How can anyone be taking Turkey toward an Iranian-type regime when he is leading a party during the tenure of which they have made unprecedented reforms securing Ankara a spot at the full-membership negotiating table of the European Union? How could they be undermining secularism, as the Turkish prosecutor suggests, when a main precondition of joining the EU bloc is secularism? I am talking about the AK Party and Erdoğan, who Rubin is alarmed about.

How can anyone be a Khomeini if he has advocated peace and tolerance throughout his life as a preacher and author, being received by the pope in 1998 as a result of relentless efforts to promote interfaith dialogue and threatened by extremist Islamic movements because he is too sympathetic to Christians and Jews? I am, of course, talking about Fethullah Gülen, who Rubin depicts as a Turkish Khomeini.

True, as Rubin says, Gülen is perhaps Turkey's most prominent theologian. And many academics and observers would agree that the faith-inspired civic movement he initiated almost 40 years ago in Turkey now represents one of the best hopes for the enlightened Islamic world and the West.

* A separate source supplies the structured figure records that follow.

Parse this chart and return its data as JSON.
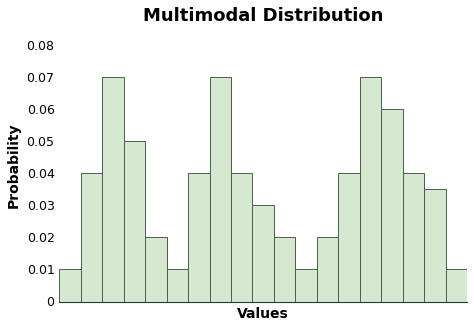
{
  "title": "Multimodal Distribution",
  "xlabel": "Values",
  "ylabel": "Probability",
  "values": [
    0.01,
    0.04,
    0.07,
    0.05,
    0.02,
    0.01,
    0.04,
    0.07,
    0.04,
    0.03,
    0.02,
    0.01,
    0.02,
    0.04,
    0.07,
    0.06,
    0.04,
    0.035,
    0.01
  ],
  "bar_color": "#d5e8d0",
  "bar_edge_color": "#4a5e4a",
  "ylim": [
    0,
    0.085
  ],
  "yticks": [
    0,
    0.01,
    0.02,
    0.03,
    0.04,
    0.05,
    0.06,
    0.07,
    0.08
  ],
  "title_fontsize": 13,
  "label_fontsize": 10,
  "tick_fontsize": 9,
  "background_color": "#ffffff"
}
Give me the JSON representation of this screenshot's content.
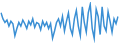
{
  "chart_data": {
    "type": "line",
    "categories": [
      null,
      null,
      null,
      null,
      null,
      null,
      null,
      null,
      null,
      null,
      null,
      null,
      null,
      null,
      null,
      null,
      null,
      null,
      null,
      null,
      null,
      null,
      null,
      null,
      null,
      null,
      null,
      null,
      null,
      null,
      null,
      null,
      null,
      null,
      null,
      null,
      null,
      null,
      null,
      null,
      null,
      null,
      null,
      null,
      null,
      null,
      null,
      null,
      null,
      null,
      null,
      null,
      null,
      null,
      null,
      null,
      null,
      null,
      null,
      null
    ],
    "values": [
      33,
      28,
      25,
      27,
      22,
      26,
      24,
      14,
      20,
      25,
      22,
      27,
      24,
      20,
      26,
      23,
      28,
      21,
      25,
      24,
      19,
      26,
      22,
      25,
      20,
      24,
      12,
      18,
      25,
      28,
      22,
      30,
      18,
      26,
      33,
      20,
      15,
      28,
      35,
      22,
      14,
      38,
      25,
      17,
      33,
      40,
      20,
      12,
      36,
      30,
      15,
      38,
      22,
      18,
      34,
      26,
      17,
      28,
      24,
      30
    ],
    "color": "#3a8fd4",
    "ylim": [
      8,
      42
    ],
    "grid": false,
    "tick_labels": false
  }
}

But it looks like some prosecutors in Turkey and their imitators in US will never be convinced.

A golden piece of evidence loved by Gülenophobes that Rubin was eager to put forth was an old videotape that showed Gülen urging most likely a group of visiting young bureaucrats to keep a low profile and not reveal their religious affinities too much. What could be more sensible advice than this in a governing system obsessed with secularism and in a world full of Islamophobia? How far can pious people, especially if known to be affiliated with a religious group, go in Turkish bureaucracy? Thousands expelled from the military and many other government jobs provide the answer: not that far.

I'm sure Mr. Rubin is aware and most probably sympathetic to Alevi, Christian and Jewish minorities who wrestle with similar challenges emanating from Turkey's suppressive secularism and employ various survival techniques. Why does it become a plot to "infiltrate" state institutions when some pious Sunnis do the same to secure a spot for themselves in the public sector?  

Turkey's main problem is a lack of the rule of law based on democratic principles and freedoms, not the risk of an Islamic revolution. Turkey's pious Muslims have overwhelmingly embraced democracy and secularism. Had Michael Rubin given up acting like a freak Turkish prosecutor and done some real objective research, he too would understand this. After all, he is not dumb. The last thing the US and Turkey need are self-mandated American prosecutors meddling in Turkish affairs.